CHAR vs VARCHAR in InnoDB: Impact on Storage, Fragmentation & Performance
Choosing between CHAR and VARCHAR in InnoDB significantly affects storage layout, row fragmentation, update performance, and buffer pool efficiency—especially when rows vary greatly in length or are frequently updated.
CHAR is fixed-length. MySQL pads values with spaces to make them the same size.
VARCHAR is variable-length, storing only the actual string plus 1–2 bytes of length metadata.
CHAR always allocates the same number of bytes regardless of actual content.
VARCHAR rows expand and shrink depending on stored value size.
InnoDB stores rows inside pages (16 KB by default).
Fixed-length CHAR columns lead to predictable, stable row size → lower chance of page splits.
Variable-length VARCHAR columns can cause rows to grow during updates → page-level fragmentation.
If a VARCHAR row outgrows its original page, InnoDB performs a page split, creating fragmentation and extra I/O.
CHAR reduces fragmentation because row size never changes.
VARCHAR increases fragmentation when updates increase value length.

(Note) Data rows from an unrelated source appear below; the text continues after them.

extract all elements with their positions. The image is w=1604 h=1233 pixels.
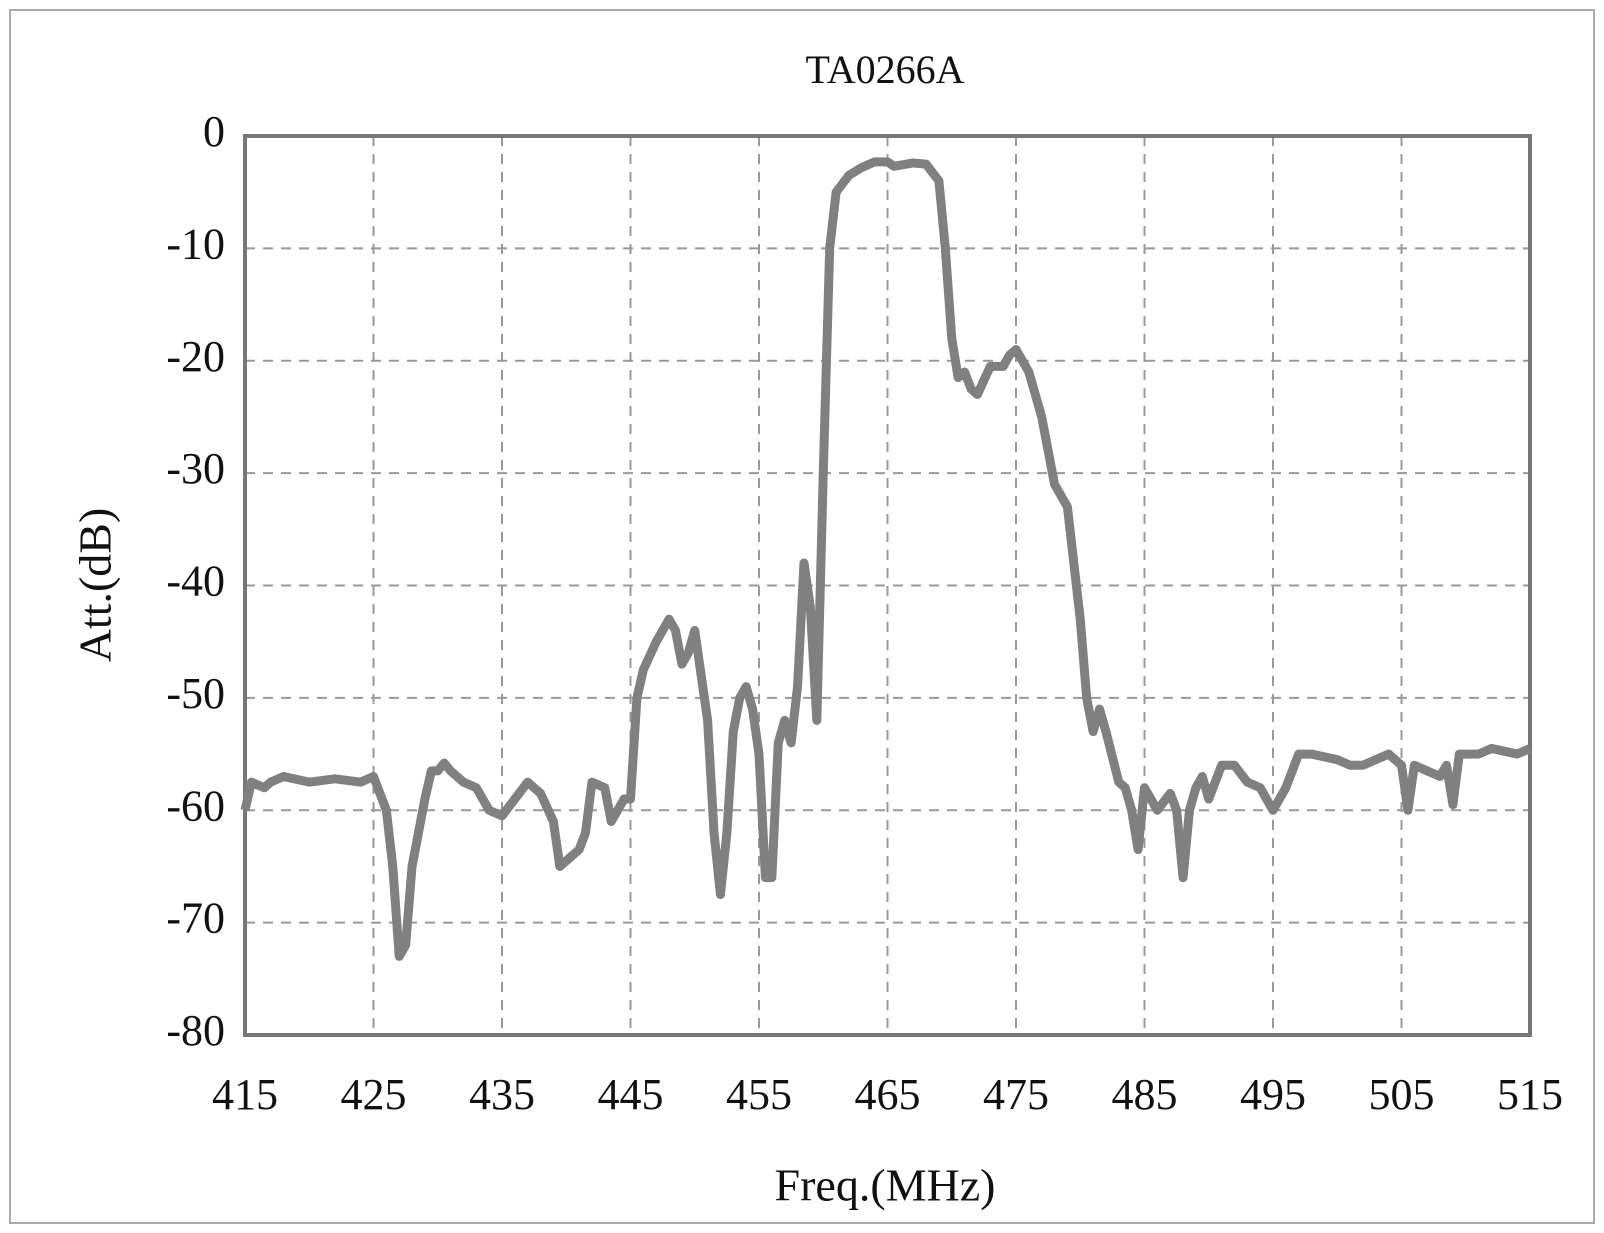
y-tick-label: -50 [166, 669, 225, 718]
x-tick-label: 495 [1240, 1070, 1306, 1119]
y-tick-label: -10 [166, 219, 225, 268]
chart-title: TA0266A [805, 47, 964, 92]
plot-border [243, 134, 1532, 1037]
y-tick-label: -20 [166, 332, 225, 381]
x-tick-label: 465 [855, 1070, 921, 1119]
x-tick-label: 445 [598, 1070, 664, 1119]
y-tick-label: -40 [166, 557, 225, 606]
y-tick-label: -60 [166, 781, 225, 830]
x-tick-label: 515 [1497, 1070, 1563, 1119]
frame [9, 9, 1595, 1224]
x-axis-label: Freq.(MHz) [775, 1160, 996, 1211]
y-axis-label: Att.(dB) [70, 508, 121, 663]
y-tick-label: 0 [203, 107, 225, 156]
y-tick-label: -80 [166, 1006, 225, 1055]
data-line [240, 157, 1532, 961]
x-tick-label: 425 [341, 1070, 407, 1119]
x-tick-label: 485 [1112, 1070, 1178, 1119]
y-tick-label: -70 [166, 894, 225, 943]
x-tick-label: 455 [726, 1070, 792, 1119]
x-tick-label: 505 [1369, 1070, 1435, 1119]
y-tick-label: -30 [166, 444, 225, 493]
x-tick-label: 415 [212, 1070, 278, 1119]
x-tick-label: 435 [469, 1070, 535, 1119]
x-tick-label: 475 [983, 1070, 1049, 1119]
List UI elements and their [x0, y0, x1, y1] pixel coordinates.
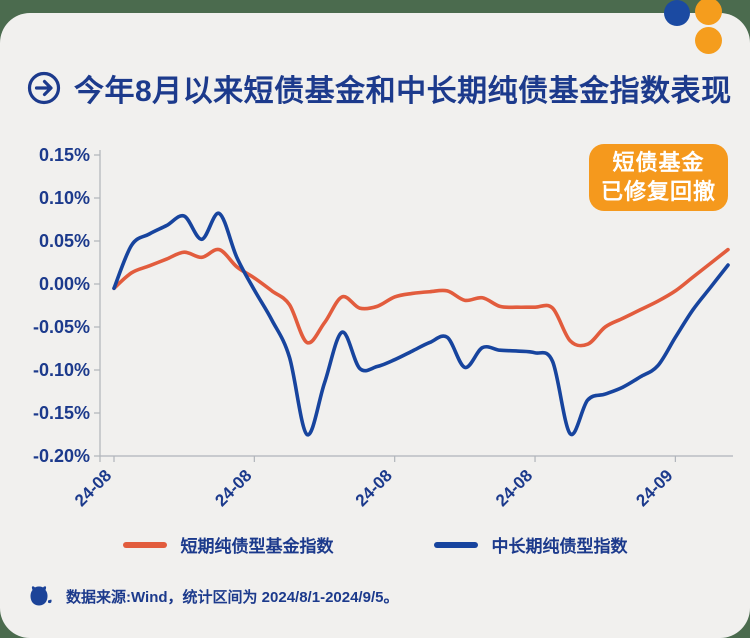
- legend-item-short-term-bond: 短期纯债型基金指数: [122, 532, 334, 557]
- decor-orange-circle-bottom: [695, 27, 722, 54]
- y-tick-label: 0.15%: [39, 145, 90, 165]
- legend-label-short-term-bond: 短期纯债型基金指数: [180, 537, 334, 556]
- y-tick-label: -0.20%: [33, 446, 90, 466]
- y-tick-label: 0.00%: [39, 274, 90, 294]
- x-tick-label: 24-08: [211, 466, 255, 510]
- x-tick-label: 24-08: [492, 466, 536, 510]
- legend-swatch-orange: [122, 541, 167, 548]
- x-tick-label: 24-08: [352, 466, 396, 510]
- legend-label-medium-long-bond: 中长期纯债型指数: [491, 537, 628, 556]
- y-tick-label: -0.15%: [33, 403, 90, 423]
- page-title: 今年8月以来短债基金和中长期纯债基金指数表现: [74, 75, 732, 108]
- series-path-短期纯债型基金指数: [112, 247, 730, 348]
- legend-swatch-blue: [433, 541, 478, 548]
- source-note: 数据来源:Wind，统计区间为 2024/8/1-2024/9/5。: [66, 588, 399, 606]
- y-tick-label: 0.05%: [39, 231, 90, 251]
- badge-line-1: 短债基金: [612, 149, 705, 175]
- y-tick-label: -0.10%: [33, 360, 90, 380]
- y-tick-label: -0.05%: [33, 317, 90, 337]
- x-tick-label: 24-08: [71, 466, 115, 510]
- callout-badge: 短债基金 已修复回撤: [589, 144, 728, 211]
- chart-legend: 短期纯债型基金指数 中长期纯债型指数: [0, 532, 750, 557]
- y-tick-label: 0.10%: [39, 188, 90, 208]
- decor-orange-circle-top: [695, 0, 722, 25]
- badge-line-2: 已修复回撤: [600, 178, 716, 204]
- header: 今年8月以来短债基金和中长期纯债基金指数表现: [26, 66, 732, 110]
- series-path-中长期纯债型指数: [112, 211, 730, 437]
- footer: 数据来源:Wind，统计区间为 2024/8/1-2024/9/5。: [28, 584, 398, 608]
- legend-item-medium-long-bond: 中长期纯债型指数: [433, 532, 628, 557]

Fragmentation leads to more scattered pages → slower full scans and worse buffer pool efficiency.
Over time, highly dynamic VARCHAR columns may require OPTIMIZE TABLE to defragment.
CHAR provides faster comparisons because the length is constant and no length-prefix decoding is needed.
VARCHAR requires length checks and may involve collation evaluation over varying byte sizes.
CHAR is faster for write-heavy workloads with stable-length data.
VARCHAR is more space-efficient for data that is highly variable in size.
Values have fixed or near-fixed length (e.g., SHA-1 hashes, country codes).
Frequent updates occur and predictable row size avoids fragmentation.
High read/write performance is needed with minimal page splits.
Data varies significantly in size (names, addresses, descriptions).
Storage efficiency is more important than avoiding fragmentation.
Row updates rarely change size significantly.
In summary: CHAR provides predictable performance at the cost of fixed storage, while VARCHAR saves storage but may cause fragmentation and page splits in write-heavy or variable-length datasets.